The trans community also has a love-hate relationship with the drag community as well for the rampant transphobia and misogyny in elements of that world.

That's why many of us in the trans community (myself included) refuse to watch or support Drag Race. But I also realize there are enough people who do regularly tune in to the show to where it has now survived on LOGO for five seasons.

So taking into account that Drag Race has a large viewership who could use a little Trans 101 education, it's time for the trans community and our allies to take this opportunity Monica's coming out presents us to put a major dent into the long held myth that drag queens and trans women are exactly the same.

So what is the major difference between a trans woman and a drag queen?

A trans woman is someone born in a masculine body at birth with a feminine gender identity and expression that lives full-time in the feminine gender role.  They may seek gender realignment surgery, counseling, hormone replacement therapy (HRT) and other medical procedures to facilitate the process.

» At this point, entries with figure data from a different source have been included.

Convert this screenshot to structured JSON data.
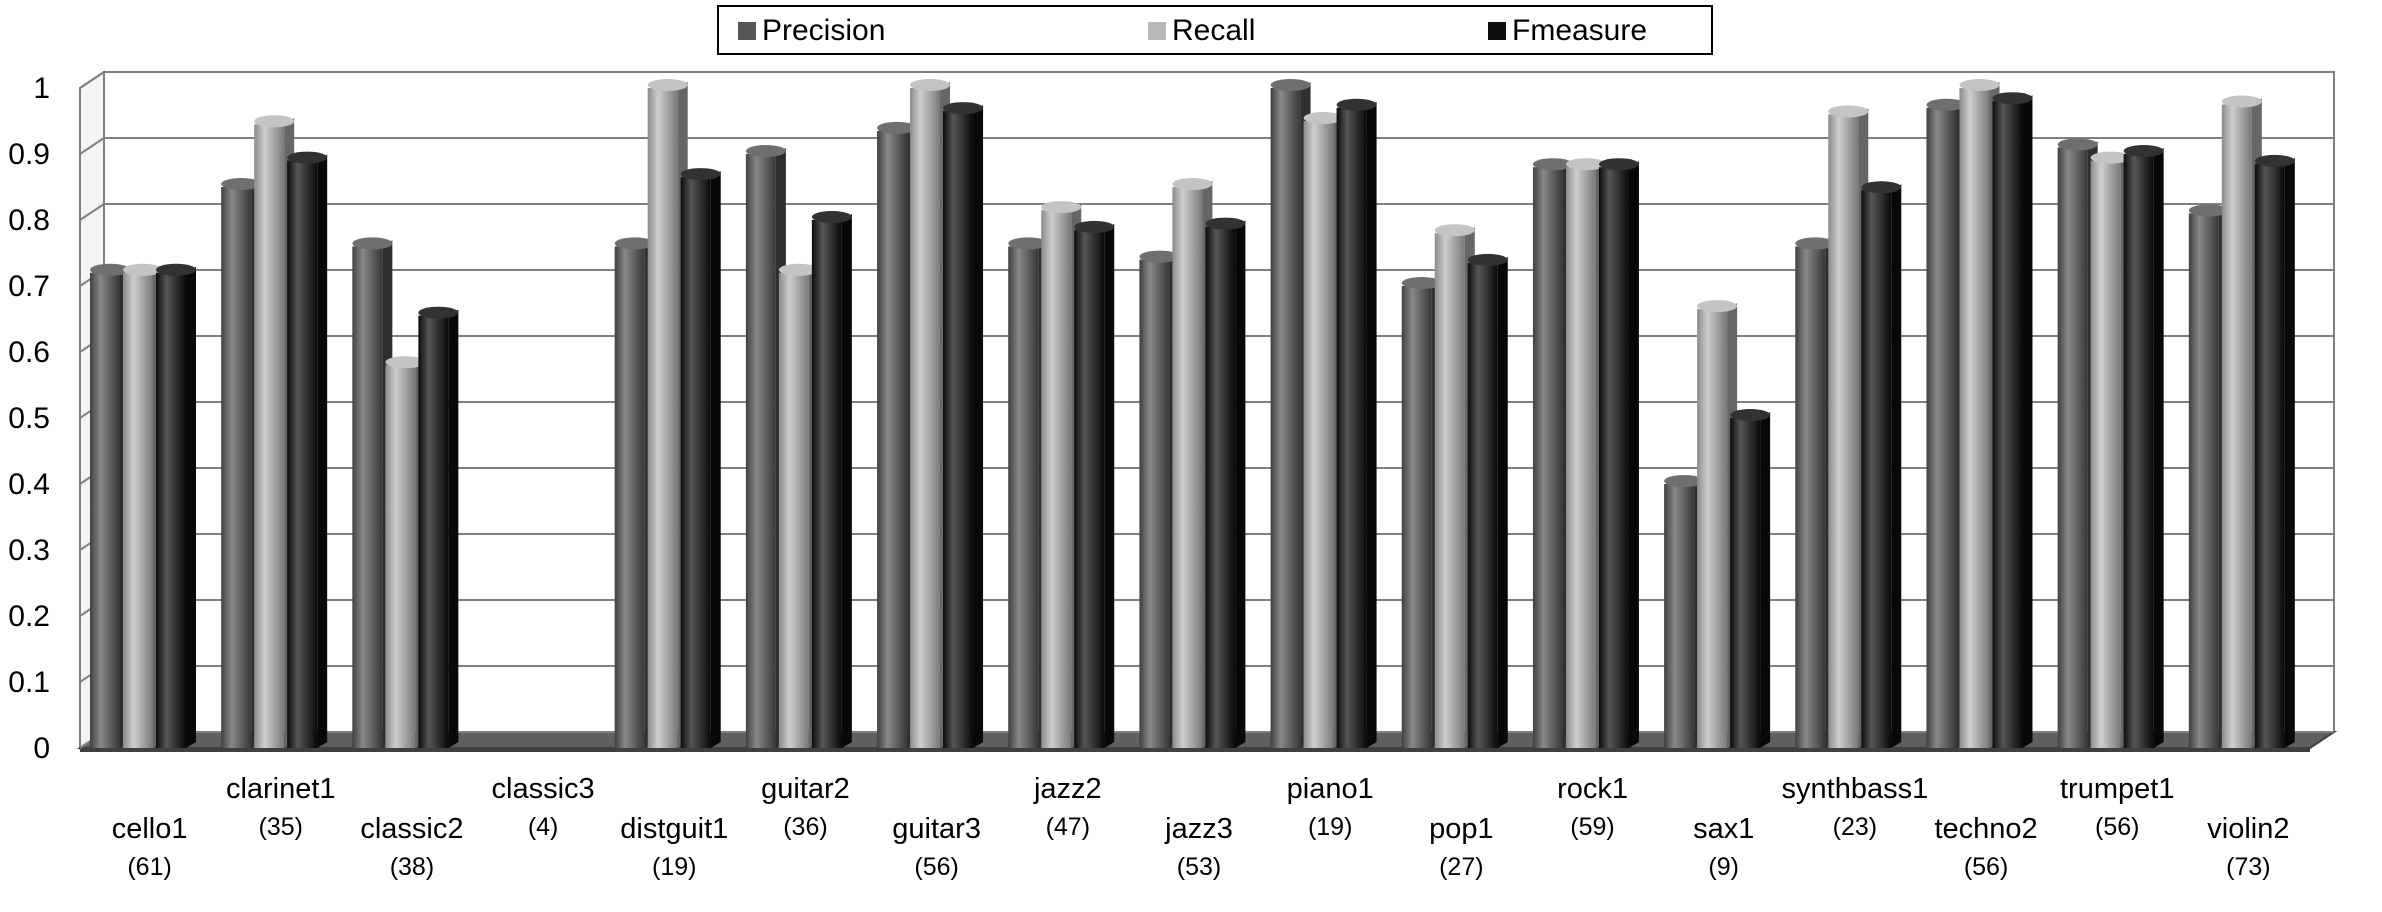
{
  "colors": {
    "precision": "#555555",
    "recall": "#b9b9b9",
    "fmeasure": "#0e0e0e",
    "grid": "#808080",
    "floor": "#606060"
  },
  "chart_data": {
    "type": "bar",
    "legend_position": "top-center",
    "grid": true,
    "ylim": [
      0,
      1
    ],
    "yticks": [
      "0",
      "0.1",
      "0.2",
      "0.3",
      "0.4",
      "0.5",
      "0.6",
      "0.7",
      "0.8",
      "0.9",
      "1"
    ],
    "categories": [
      {
        "name": "cello1",
        "count": "(61)"
      },
      {
        "name": "clarinet1",
        "count": "(35)"
      },
      {
        "name": "classic2",
        "count": "(38)"
      },
      {
        "name": "classic3",
        "count": "(4)"
      },
      {
        "name": "distguit1",
        "count": "(19)"
      },
      {
        "name": "guitar2",
        "count": "(36)"
      },
      {
        "name": "guitar3",
        "count": "(56)"
      },
      {
        "name": "jazz2",
        "count": "(47)"
      },
      {
        "name": "jazz3",
        "count": "(53)"
      },
      {
        "name": "piano1",
        "count": "(19)"
      },
      {
        "name": "pop1",
        "count": "(27)"
      },
      {
        "name": "rock1",
        "count": "(59)"
      },
      {
        "name": "sax1",
        "count": "(9)"
      },
      {
        "name": "synthbass1",
        "count": "(23)"
      },
      {
        "name": "techno2",
        "count": "(56)"
      },
      {
        "name": "trumpet1",
        "count": "(56)"
      },
      {
        "name": "violin2",
        "count": "(73)"
      }
    ],
    "series": [
      {
        "name": "Precision",
        "color_key": "precision",
        "values": [
          0.72,
          0.85,
          0.76,
          0,
          0.76,
          0.9,
          0.935,
          0.76,
          0.74,
          1.0,
          0.7,
          0.88,
          0.4,
          0.76,
          0.97,
          0.91,
          0.81
        ]
      },
      {
        "name": "Recall",
        "color_key": "recall",
        "values": [
          0.72,
          0.945,
          0.58,
          0,
          1.0,
          0.72,
          1.0,
          0.815,
          0.85,
          0.95,
          0.78,
          0.88,
          0.665,
          0.96,
          1.0,
          0.89,
          0.975
        ]
      },
      {
        "name": "Fmeasure",
        "color_key": "fmeasure",
        "values": [
          0.72,
          0.89,
          0.655,
          0,
          0.865,
          0.8,
          0.965,
          0.785,
          0.79,
          0.97,
          0.735,
          0.88,
          0.5,
          0.845,
          0.98,
          0.9,
          0.885
        ]
      }
    ]
  }
}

That is light years difference from a drag artist who generally loves everything about being in the masculine gender role, blanches at the thought of genital realignment surgery and have no desire to present as female except on stage.

There are and have long been trans women like Monica who perform in the drag world for various reasons.  Some do so because they simply enjoy the experience of being on stage and the confidence boost it provides.

Some do so because it's a job that helps them earn the money to pay for their hormones, other medical procedures to perfect their feminine presentation and eventually get to the point where they can have genital surgery.

When the performance is over, trans women who are on that drag stage wipe the excess stage makeup off their faces, hang up the beaded gowns and gaudy costumes and head outside the club in their regular clothes and stripped down makeup to live their everyday feminine lives in a world that is indifferent and in many cases hostile to them.

And far too often some of that hostility directed at trans women comes from people in the same-gender-loving (SGL) and non-transgender communities.  It also manifests itself in terms of discrimination and off the charts levels of violence and death aimed at us.

It has long been an irritant to African-American trans women that non-transgender people will easily let the 'she' pronoun slide off their lips for a RuPaul, Madea or any assorted drag queen but can't bring themselves to do the same for a trans woman in their midst who is living her everyday life in the female gender role.

Trans woman does not equal drag queen.  It's past time for people to get that fundamental point and give trans women the love, respect and codified human rights as members of the community they deserve.

Monica Roberts, aka the TransGriot, is a native Houstonian and a trailblazing award winning trans community leader. In addition to participating in a long list of panel discussions and speaking engagements to various colleges, groups and conferences over the years, in January 2006 she founded the award winning blog TransGriot.

The National Black Justice Coalition (NBJC) is a civil rights organization dedicated to the empowerment of Black lesbian, gay, bisexual, transgender, queer and same gender loving (LGBTQ/SGL) people, including people living with HIV/AIDS.